Super Mario Odyssey

Nintendo. 27 octobre 2017.

Alors que le jeu fait parler de lui de tous les côtés, c’est à nous d’ajouter notre petit grain de sel dans l’histoire. N’ayant reçu le jeu qu’au day-one, je n’ai pas pu anticiper d’avantage pour tester le jeu, c’est pour ça qu’il arrive un peu plus tard que la plupart des autres tests de nos confrères, mais nous nous devions tout de même de vous toucher deux mots à propos de ce moustachu à la casquette rouge. Allez, on démarre sur les Chappy de roues ! C’est le Test 4Ode Super Mario Odyssey. Quatre points positifs, et … 1 point négatif sur le jeu !

Plus + tableau

Hola chicas, Hola chicos !

 

  • C’est beau – Super Mario Odyssey est une odyssée (hum hum…) à travers de nombreux mondes différents. Le graphisme est très lissé, et le monde est toujours coloré, comme dans tous les Mario. On voltige entre les univers qui restent tous cohérents, avec des musiques à thèmes très réussies. (même Mario se met à la guitare dans cet opus !)
  • Prochain arrêt : Saint-Lazare. Prochain arrêt : Saint-Lazare.
    C’est long – Dans Super Mario Odyssey, vous devrez traverser un certain nombres de mondes tous différents, allant du monde désertique aux ambiances mexicaines jusqu’au monde aquatique en passant par le New-York contemporain. Autant vous dire que votre ligne de métro n’aura jamais été si fleurie. Vous devrez récupérer des « lunes » (qui changent beaucoup des étoiles de Super Mario Galaxy et de Mario Sunshine et ces soleils… Je suis d’ailleurs curieux de voir quel sera l’item pour le prochain Mario !) qui se compte au simple nombre de … 999 ! Rassurez vous pour les personnes qui ne souhaitent pas try-hard le jeu dans tous les sens et qui veulent juste le parcourir, un peu plus d’une centaine de lunes suffira pour la fin la plus rapide. Sachez tout de même que la meilleure fin du jeu possible s’obtient avec au moins 503 lunes. Vous voilà donc prévenu. Les lunes se récupèrent la plupart du temps 1 par 1, mais les boss de chaque monde en distribue en revanche trois d’un coup, ce qui permet de voir le bout un poil plus rapidement. Comptez tout de même plus d’une cinquantaine d’heures pour finir le jeu en y allant tranquillement, mais sans tout fouiller.
  • C’est fun – Accompagné de votre fidèle Chappy un fantôme-chapeau, qui cherche lui aussi à vaincre ce terrible Bowser pour récupérer sa soeur capturé avec Peach par le vilain monstre. Grâce à Chappy, il sera possible de prendre possession du corps d’à peu près tous les ennemis et de nombreux éléments du jeu. Chaque monstre vous donne une nouvelle façon de jouer, il faut penser les niveaux alors autrement et tout refaire. Ajoutez à cela qu’il y a de nombreux passages 2D comme les premiers classiques du plombier moustachu : les nostalgiques seront ravis !
    Super Mario Revival !
  • C’est Mario – Peut-on le résumer autrement finalement ? Tout est soigné au poil. Le jeu était taillé pour être le plus gros titre de la Nintendo Switch (avec le Zelda Breath Of The Wild sorti avec la console en mars). 

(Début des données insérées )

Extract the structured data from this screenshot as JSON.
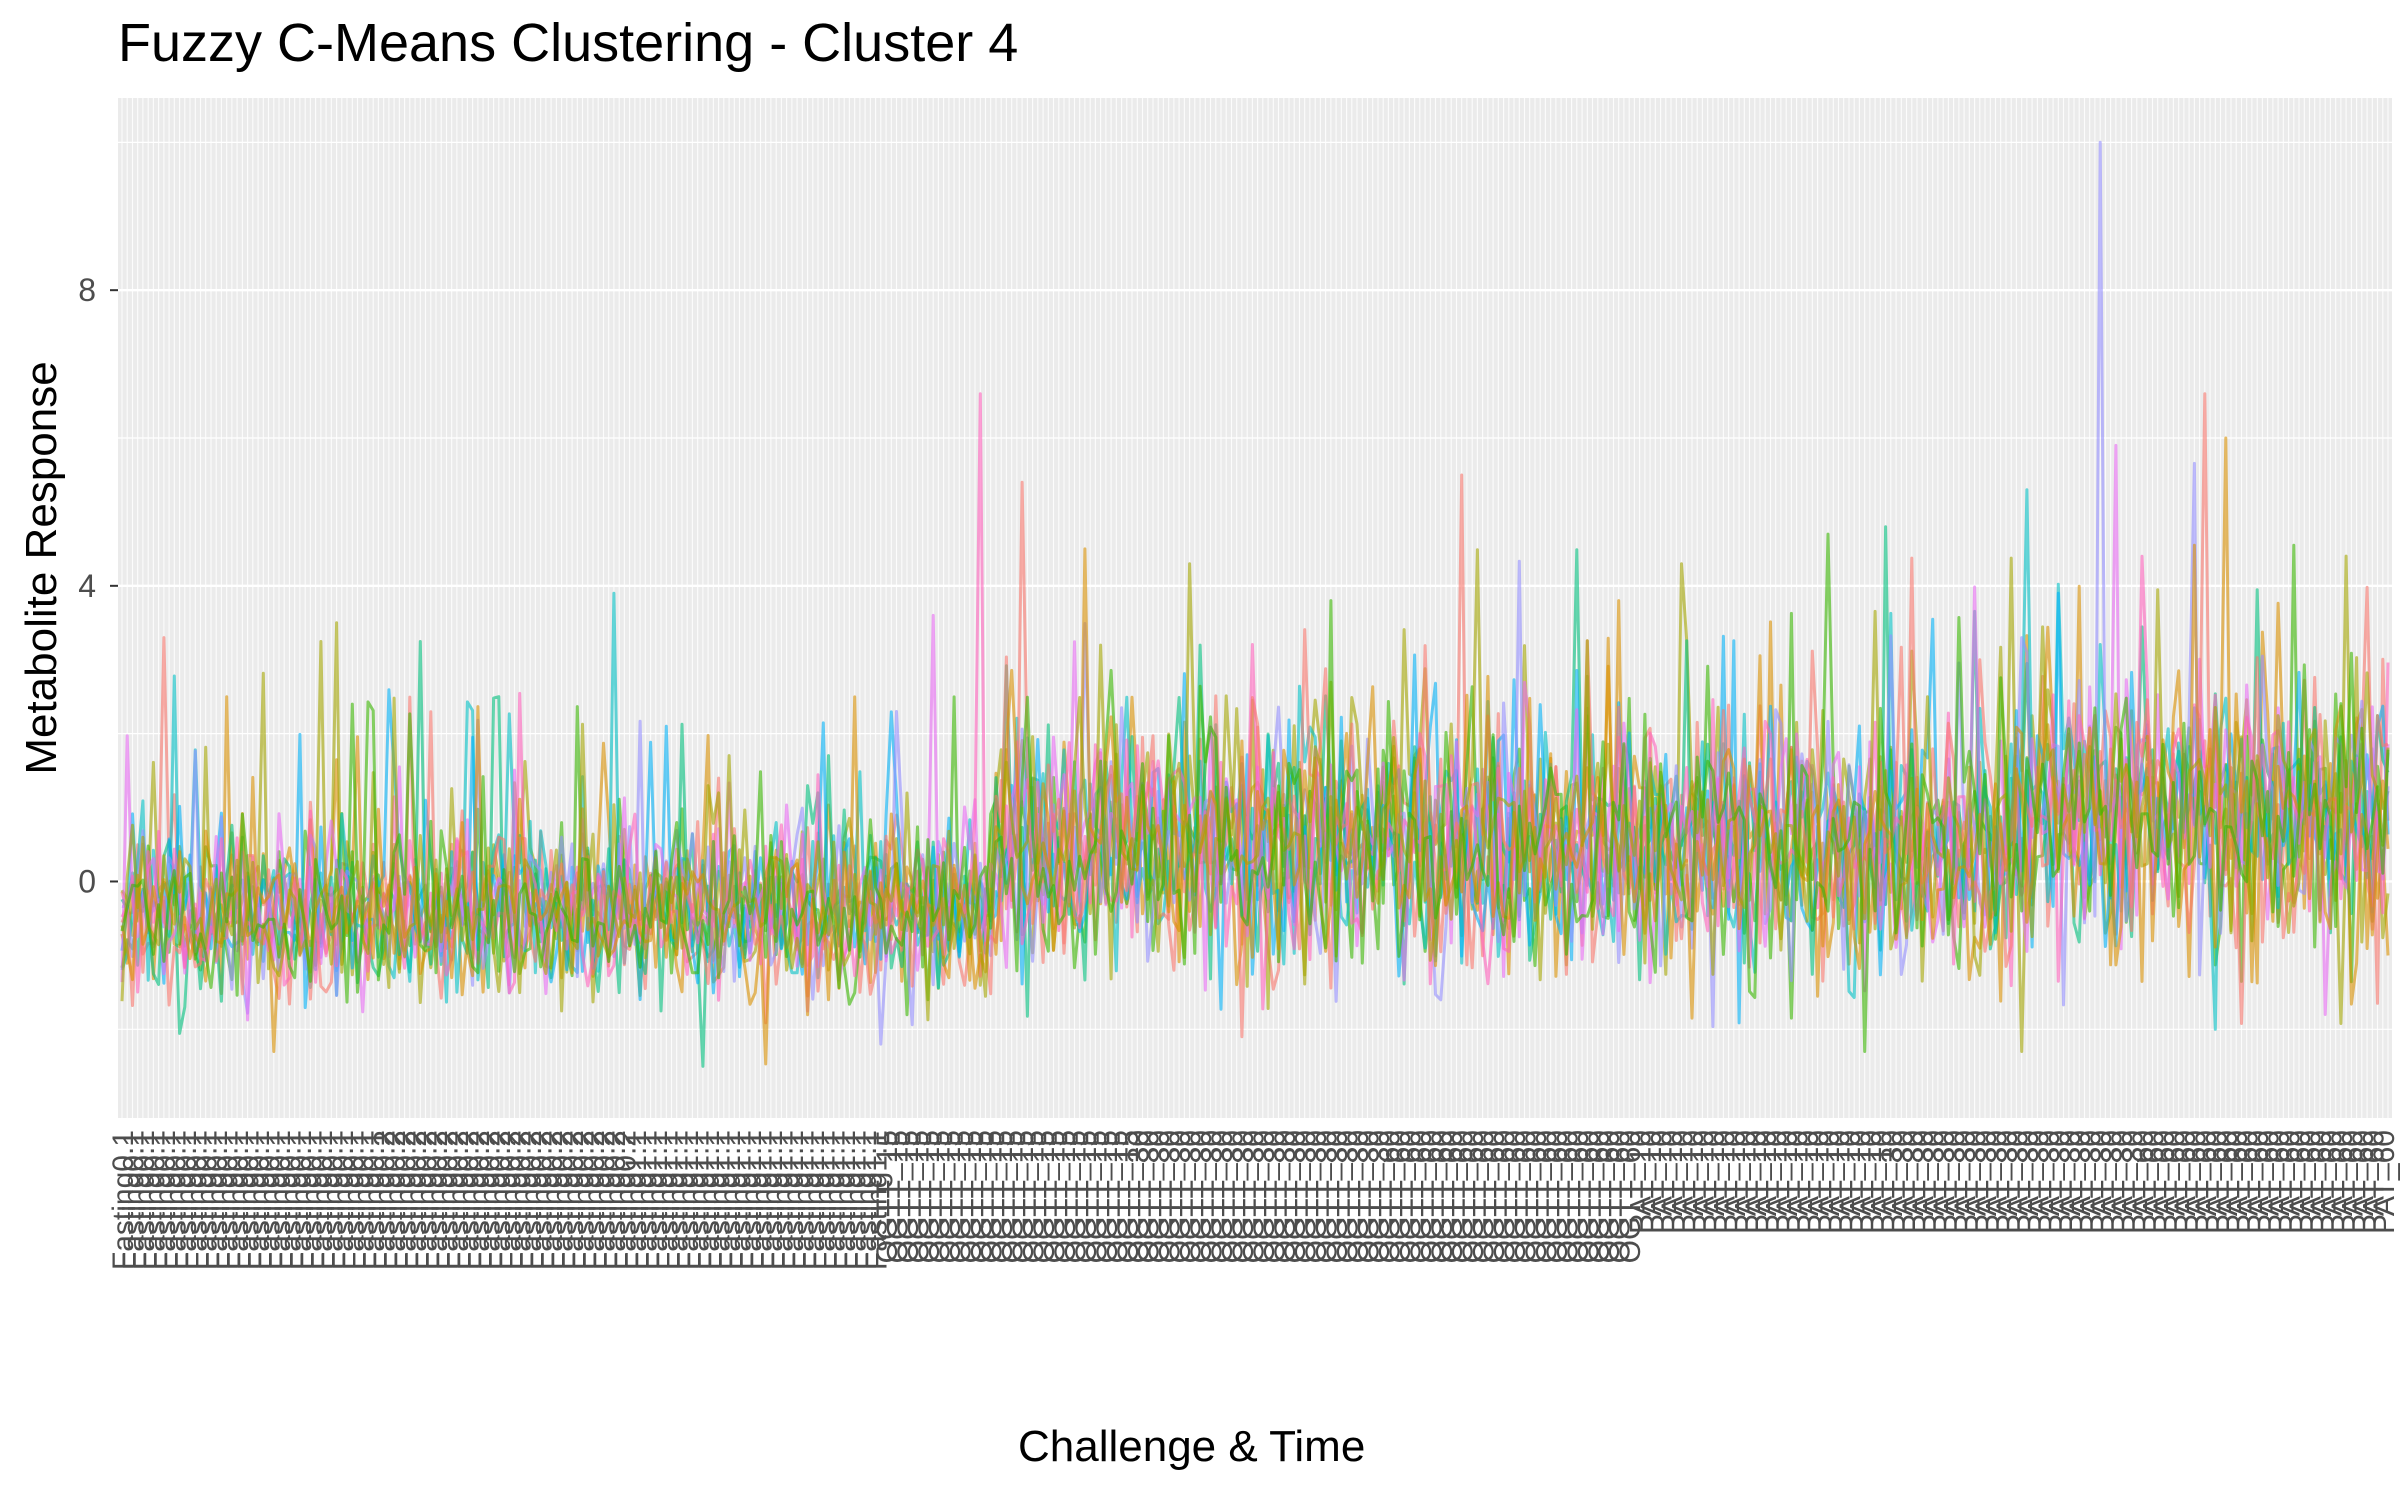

Bonus : Si vous avez quelques points or qui traînent, rendez vous sur le site My Nintendo qui propose le Prima Guide (anglais) de Super Mario Odyssey en téléchargement PDF légal contre 10 petites pièces d’or (que vous obtenez en achetant des jeux sur l’eShop normalement !)

Moins -

World Of Tanks ?

 

  • C’est Mario – Et donc, il n’y a franchement pas grand chose à redire ! On pourrait parler de la caméra qui part en steak parfois dans certains angles (jeu de plateforme oblige), c’est vraiment du détail qui n’est pas gênant à la longue. On aurait pu critiquer les frames en version portable/TV, mais les deux tiennent la route et le jeu reste très beau et sans réel ralentissements en partie. Bref, que dire d’autre hormis que c’est bien.

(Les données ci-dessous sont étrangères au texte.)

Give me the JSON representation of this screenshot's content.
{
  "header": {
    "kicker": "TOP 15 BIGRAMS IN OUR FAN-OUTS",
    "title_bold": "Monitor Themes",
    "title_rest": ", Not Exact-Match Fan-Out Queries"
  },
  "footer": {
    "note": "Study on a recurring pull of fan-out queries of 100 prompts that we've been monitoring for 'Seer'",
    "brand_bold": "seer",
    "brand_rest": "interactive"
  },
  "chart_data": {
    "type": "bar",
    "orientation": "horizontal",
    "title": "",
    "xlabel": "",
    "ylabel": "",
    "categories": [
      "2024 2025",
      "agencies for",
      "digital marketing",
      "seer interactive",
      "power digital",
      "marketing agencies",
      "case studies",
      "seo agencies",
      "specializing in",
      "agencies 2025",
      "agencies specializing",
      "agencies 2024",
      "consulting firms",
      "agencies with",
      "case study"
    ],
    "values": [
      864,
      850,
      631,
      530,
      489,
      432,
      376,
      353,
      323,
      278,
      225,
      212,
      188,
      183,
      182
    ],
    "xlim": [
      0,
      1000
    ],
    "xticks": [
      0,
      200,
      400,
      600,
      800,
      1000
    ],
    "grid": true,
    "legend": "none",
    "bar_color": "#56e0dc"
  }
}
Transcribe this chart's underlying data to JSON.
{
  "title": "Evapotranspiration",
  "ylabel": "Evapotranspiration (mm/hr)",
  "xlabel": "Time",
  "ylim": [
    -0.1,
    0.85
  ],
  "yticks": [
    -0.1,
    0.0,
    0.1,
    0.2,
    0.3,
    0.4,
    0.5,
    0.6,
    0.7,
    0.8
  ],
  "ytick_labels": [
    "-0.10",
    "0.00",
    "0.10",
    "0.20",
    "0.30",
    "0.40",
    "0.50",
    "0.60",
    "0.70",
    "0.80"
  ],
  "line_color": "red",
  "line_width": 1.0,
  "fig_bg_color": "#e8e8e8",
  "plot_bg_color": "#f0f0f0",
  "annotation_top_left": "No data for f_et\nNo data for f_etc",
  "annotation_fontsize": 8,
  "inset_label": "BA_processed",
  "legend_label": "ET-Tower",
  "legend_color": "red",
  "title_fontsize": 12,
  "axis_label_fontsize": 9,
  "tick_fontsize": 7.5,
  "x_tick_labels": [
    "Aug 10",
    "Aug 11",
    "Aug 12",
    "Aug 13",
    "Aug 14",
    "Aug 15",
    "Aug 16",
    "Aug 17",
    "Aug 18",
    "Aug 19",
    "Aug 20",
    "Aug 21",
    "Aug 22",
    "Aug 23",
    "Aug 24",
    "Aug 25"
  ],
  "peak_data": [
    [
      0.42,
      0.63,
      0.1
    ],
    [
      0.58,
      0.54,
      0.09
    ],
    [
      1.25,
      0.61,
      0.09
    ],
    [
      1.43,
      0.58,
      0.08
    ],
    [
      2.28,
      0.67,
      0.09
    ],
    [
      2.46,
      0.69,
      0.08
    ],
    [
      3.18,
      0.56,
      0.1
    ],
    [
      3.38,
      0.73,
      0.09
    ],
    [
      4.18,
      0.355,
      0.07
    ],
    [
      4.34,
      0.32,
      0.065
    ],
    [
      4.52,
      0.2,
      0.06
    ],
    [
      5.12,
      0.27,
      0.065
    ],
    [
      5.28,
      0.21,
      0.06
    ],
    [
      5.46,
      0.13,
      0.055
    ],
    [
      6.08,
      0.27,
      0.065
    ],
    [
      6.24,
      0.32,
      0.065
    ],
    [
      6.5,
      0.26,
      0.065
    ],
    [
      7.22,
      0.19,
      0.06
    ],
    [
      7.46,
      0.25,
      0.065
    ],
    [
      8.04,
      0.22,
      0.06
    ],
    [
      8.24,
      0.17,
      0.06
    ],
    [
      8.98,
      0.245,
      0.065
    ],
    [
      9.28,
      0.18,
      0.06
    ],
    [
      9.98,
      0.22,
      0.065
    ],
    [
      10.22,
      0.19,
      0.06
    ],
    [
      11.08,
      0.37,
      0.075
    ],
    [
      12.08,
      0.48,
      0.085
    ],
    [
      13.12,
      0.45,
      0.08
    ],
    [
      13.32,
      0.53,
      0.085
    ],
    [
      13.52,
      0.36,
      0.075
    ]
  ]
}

Avec The Legend Of Zelda : Breath Of The Wild, Super Mario Odyssey se montre comme le second jeu absolument indispensable sur votre Switch. Dans la lignée des Galaxy et Sunshine déjà excellent, cet opus pousse le vice encore plus loin en ajoutant une dimension de prise. Médaille de platine, bien évidemment.